Grafen, ses kalitesini artırmak ve klimalarda daha verimli bir ısı transferi aracı olarak kulaklıklarda bile kullanılıyor. Grafen oksit ürünleri tuzdan arındırma, atık su arıtımı ve içme suyu arıtımında kullanılır.
Bu arada, çok sayıda başka üründe kullanılmak üzere bir dizi grafen malzemesi hazır olarak satın alınabiliyor ve SpaceX, Tesla, Panasonic, Samsung, Sony ve Apple gibi büyük şirketlerin bunları yeni ürünler geliştirmek için kullandıkları söyleniyor veya biliniyor.
Grafenin malzeme bilimi üzerindeki etkisi yadsınamaz. Tüketici ürünleri üzerindeki etki farkedilebilir ancak o kadar farkedilemez. Malzeme, çalışan bir ürüne dahil edildiğinde, bundan sürekli bahsetmeye gerek kalmaz ve sahiplik sorunları, şirketlerin ayrıntılara girme konusunda isteksiz olmasına neden olabilir. Bu nedenle tüketiciler arabalarının, cep telefonlarının veya golf sopalarının grafen içerdiğinden habersiz olabilir ve cihaz veya ürün çalıştığı sürece muhtemelen bunu umursamayacaklardır.
Üretim yöntemleri geliştikçe ve maliyetler düştükçe grafenin daha yaygın şekilde kullanılmasını bekleyebiliriz. Ölçek ekonomileri onu daha uygun fiyatlı hale getirecek ve uygulama yelpazesi muhtemelen genişlemeye devam edecektir.

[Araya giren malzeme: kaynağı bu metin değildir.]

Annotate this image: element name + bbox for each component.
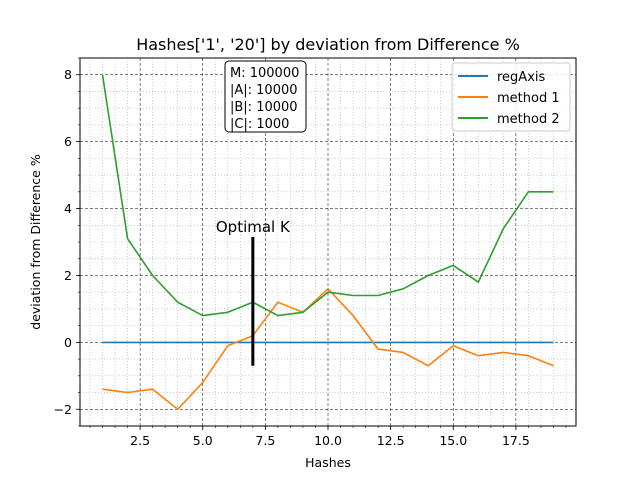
x-tick-label: 12.5: [377, 433, 405, 448]
info-box-line: |C|: 1000: [230, 117, 289, 132]
x-tick-label: 17.5: [502, 433, 530, 448]
x-tick-label: 2.5: [130, 433, 150, 448]
y-tick-label: 8: [64, 67, 72, 82]
info-box-frame: [224, 60, 307, 133]
x-tick-label: 7.5: [255, 433, 275, 448]
plot-area: Optimal K 2.5 5.0 7.5 10.0 12.5 15.0 17.5 −2 0 2 4 6…: [54, 57, 577, 448]
y-tick-label: 0: [64, 335, 72, 350]
y-tick-label: 6: [64, 134, 72, 149]
series-line-method-1: [102, 287, 554, 411]
legend-frame: [451, 62, 571, 132]
chart-title: Hashes['1', '20'] by deviation from Diff…: [136, 35, 520, 54]
legend: regAxis method 1 method 2: [451, 62, 571, 132]
legend-label: regAxis: [497, 70, 546, 85]
y-tick-label: 2: [64, 268, 72, 283]
info-box-line: M: 100000: [230, 66, 299, 81]
info-box-line: |A|: 10000: [230, 83, 298, 98]
legend-label: method 2: [497, 112, 560, 127]
info-box-line: |B|: 10000: [230, 100, 298, 115]
series-line-method-2: [101, 74, 554, 317]
legend-label: method 1: [497, 91, 560, 106]
optimal-k-label: Optimal K: [216, 218, 291, 236]
info-box: M: 100000 |A|: 10000 |B|: 10000 |C|: 1000: [224, 60, 307, 133]
x-tick-label: 5.0: [193, 433, 213, 448]
y-tick-label: −2: [54, 402, 72, 417]
x-tick-label: 15.0: [439, 433, 467, 448]
y-tick-label: 4: [64, 201, 72, 216]
x-tick-label: 10.0: [314, 433, 342, 448]
x-axis-label: Hashes: [305, 455, 351, 470]
y-axis-label: deviation from Difference %: [28, 154, 43, 330]
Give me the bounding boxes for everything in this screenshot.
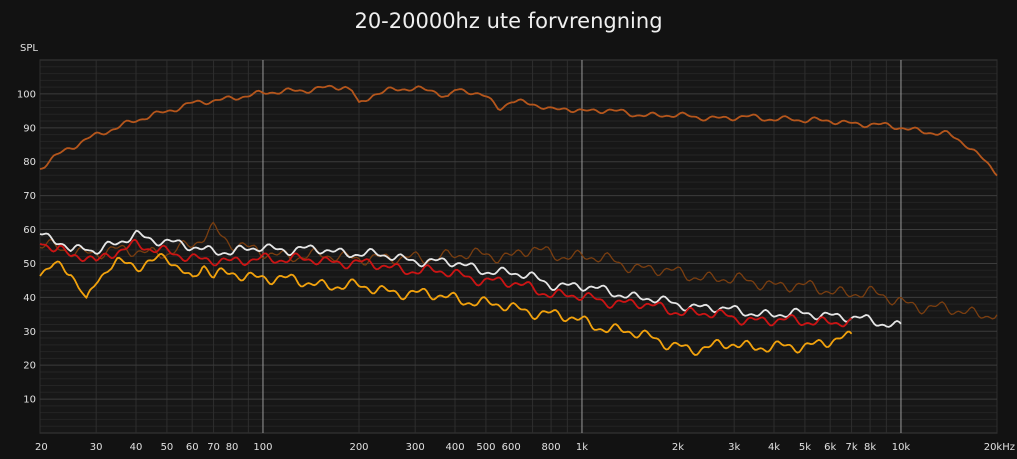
y-tick-label: 70 — [23, 191, 36, 202]
y-tick-label: 100 — [17, 89, 36, 100]
y-tick-label: 60 — [23, 225, 36, 236]
x-axis-ticks: 20 30 40 50 60 70 80 100 200 300 400 500 600 800 1k 2k 3… — [35, 442, 1015, 453]
y-tick-label: 10 — [23, 395, 36, 406]
x-tick-label: 800 — [542, 442, 561, 453]
series-line — [39, 84, 998, 177]
y-axis-label: SPL — [20, 43, 38, 54]
y-tick-label: 80 — [23, 157, 36, 168]
x-tick-label: 2k — [672, 442, 684, 453]
y-tick-label: 20 — [23, 361, 36, 372]
x-tick-label: 4k — [768, 442, 780, 453]
y-tick-label: 40 — [23, 293, 36, 304]
plot-background — [39, 59, 998, 434]
x-tick-label: 5k — [799, 442, 811, 453]
x-tick-label: 100 — [253, 442, 272, 453]
series-line — [39, 253, 853, 356]
x-tick-label: 80 — [226, 442, 239, 453]
chart-title: 20-20000hz ute forvrengning — [354, 9, 663, 33]
series-layer — [39, 84, 998, 356]
x-tick-label: 600 — [502, 442, 521, 453]
x-tick-label: 40 — [130, 442, 143, 453]
x-tick-label: 1k — [576, 442, 588, 453]
x-tick-label: 3k — [728, 442, 740, 453]
y-axis-ticks: 10 20 30 40 50 60 70 80 90 100 — [17, 89, 36, 405]
x-tick-label: 6k — [824, 442, 836, 453]
x-tick-label: 50 — [161, 442, 174, 453]
x-tick-label: 500 — [476, 442, 495, 453]
x-tick-label: 7k — [845, 442, 857, 453]
x-tick-label: 20 — [35, 442, 48, 453]
major-grid — [40, 60, 997, 433]
y-tick-label: 30 — [23, 327, 36, 338]
x-tick-label: 60 — [186, 442, 199, 453]
y-tick-label: 90 — [23, 123, 36, 134]
x-tick-label: 30 — [90, 442, 103, 453]
x-tick-label: 400 — [445, 442, 464, 453]
x-tick-label: 20kHz — [984, 442, 1015, 453]
y-tick-label: 50 — [23, 259, 36, 270]
series-line — [39, 221, 998, 320]
x-tick-label: 200 — [349, 442, 368, 453]
series-line — [39, 229, 902, 328]
x-tick-label: 8k — [864, 442, 876, 453]
x-tick-label: 300 — [406, 442, 425, 453]
x-tick-label: 10k — [892, 442, 911, 453]
series-line — [39, 238, 853, 328]
x-tick-label: 70 — [207, 442, 220, 453]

“Laboratuvarda yeni bir şey denediğimde hala heyecanlanıyorum. Başlangıçtaki heyecana katkıda bulunmaktan dolayı suçlu olabilirim ama grafenin potansiyeli konusunda iyimserim. Hala uzay asansörüne binmeyi sabırsızlıkla bekliyorum ama bu arada, grafenin sessiz ve istikrarlı bir şekilde daha iyi bir geleceği şekillendirmeye yardımcı olduğu gerçeğiyle teselli bulacağım” diyor araştırmacılardan biri.